На ипподромах всегда царит атмосфера конюшни. И для многих этот воздух лучше любого парфюма.
В разгар второго забега, когда страсти на трибунах дошли до предела и с кличками гнедых и черных, числившихся сегодня в фаворитах, связывались надежды и чаяния многих и многих, недалеко от ложи богатой публики наблюдал за происходящим молодой человек в неброской, но тщательно отглаженной рубашке. Брюки его тоже ведали тяжесть утюга, хотя и не были новы, а туфли на ногах молодого человека, судя по всему, знали не только чистые мостовые центра Парижа. Он с напряжением следил за тем, что происходило на беговых дорожках, и все время повторял:
– Пятый, только пятый.
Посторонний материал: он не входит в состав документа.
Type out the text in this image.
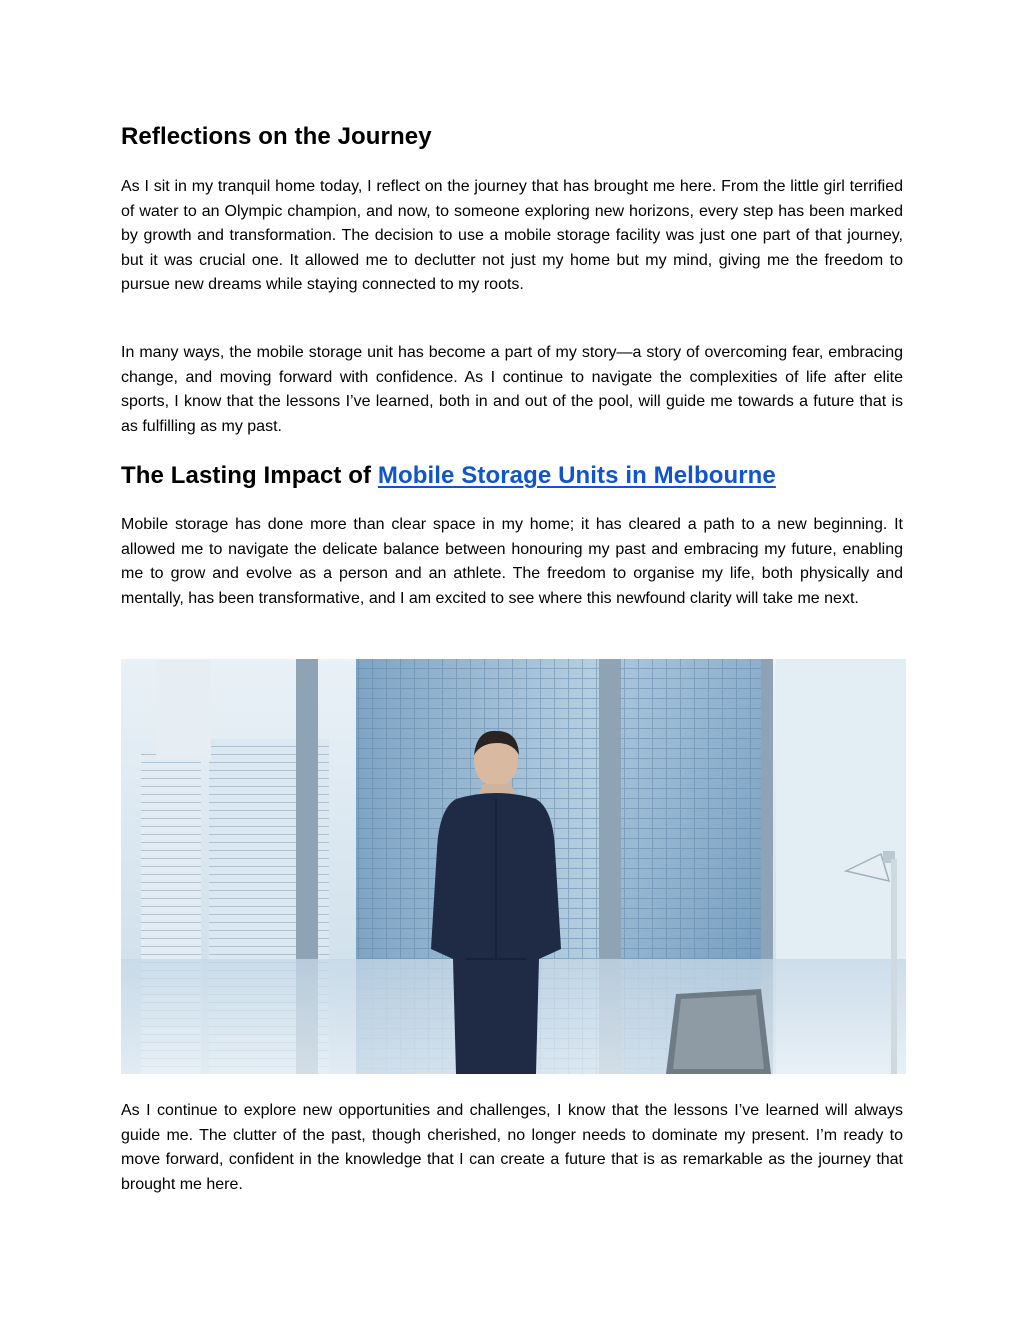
Reflections on the Journey

As I sit in my tranquil home today, I reflect on the journey that has brought me here. From the little girl terrified of water to an Olympic champion, and now, to someone exploring new horizons, every step has been marked by growth and transformation. The decision to use a mobile storage facility was just one part of that journey, but it was crucial one. It allowed me to declutter not just my home but my mind, giving me the freedom to pursue new dreams while staying connected to my roots.

In many ways, the mobile storage unit has become a part of my story—a story of overcoming fear, embracing change, and moving forward with confidence. As I continue to navigate the complexities of life after elite sports, I know that the lessons I’ve learned, both in and out of the pool, will guide me towards a future that is as fulfilling as my past.

The Lasting Impact of Mobile Storage Units in Melbourne

Mobile storage has done more than clear space in my home; it has cleared a path to a new beginning. It allowed me to navigate the delicate balance between honouring my past and embracing my future, enabling me to grow and evolve as a person and an athlete. The freedom to organise my life, both physically and mentally, has been transformative, and I am excited to see where this newfound clarity will take me next.

As I continue to explore new opportunities and challenges, I know that the lessons I’ve learned will always guide me. The clutter of the past, though cherished, no longer needs to dominate my present. I’m ready to move forward, confident in the knowledge that I can create a future that is as remarkable as the journey that brought me here.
Я знаю, пятый будет первым.
Тут-то его и приметил Жан-Поль Сольеж. Он только что сделал ставку на третий забег и возвращался на свое место в ложе состоятельных посетителей.
Ударил звон колокола, ипподром вздохнул всей людской толпой, заполнившей его плотной массой от богатых лож до самых ограждений беговых дорожек.
– Пятый! – И ипподром взорвался овациями и криком.
После этого Жан-Поль подошёл к молодому человеку.
– Простите, как вы узнали, что пятый будет первым? Он даже в тройку фаворитов не входил.
Молодой человек улыбнулся.
– Ему примерно года три с половиной. Ноги чуть длиннее, чем у других. И, видимо, ему нравится бегать.
– Но… отсюда не видно, какой длины его ноги, – прищурился Сольеж.
– Вы правы. С утра я побывал на конюшнях ипподрома, тайно конечно. И видел всех сегодняшних претендентов.
– Кто же, по-вашему, победит в третьем заезде? – Обеспокоено спросил Сольеж.
– Седьмой номер. Под ним заявлена кобыла по кличке Алая.
– Да? А я поставил на второй номер.
– Он уступит Алой. – Уверенно заявил молодой человек.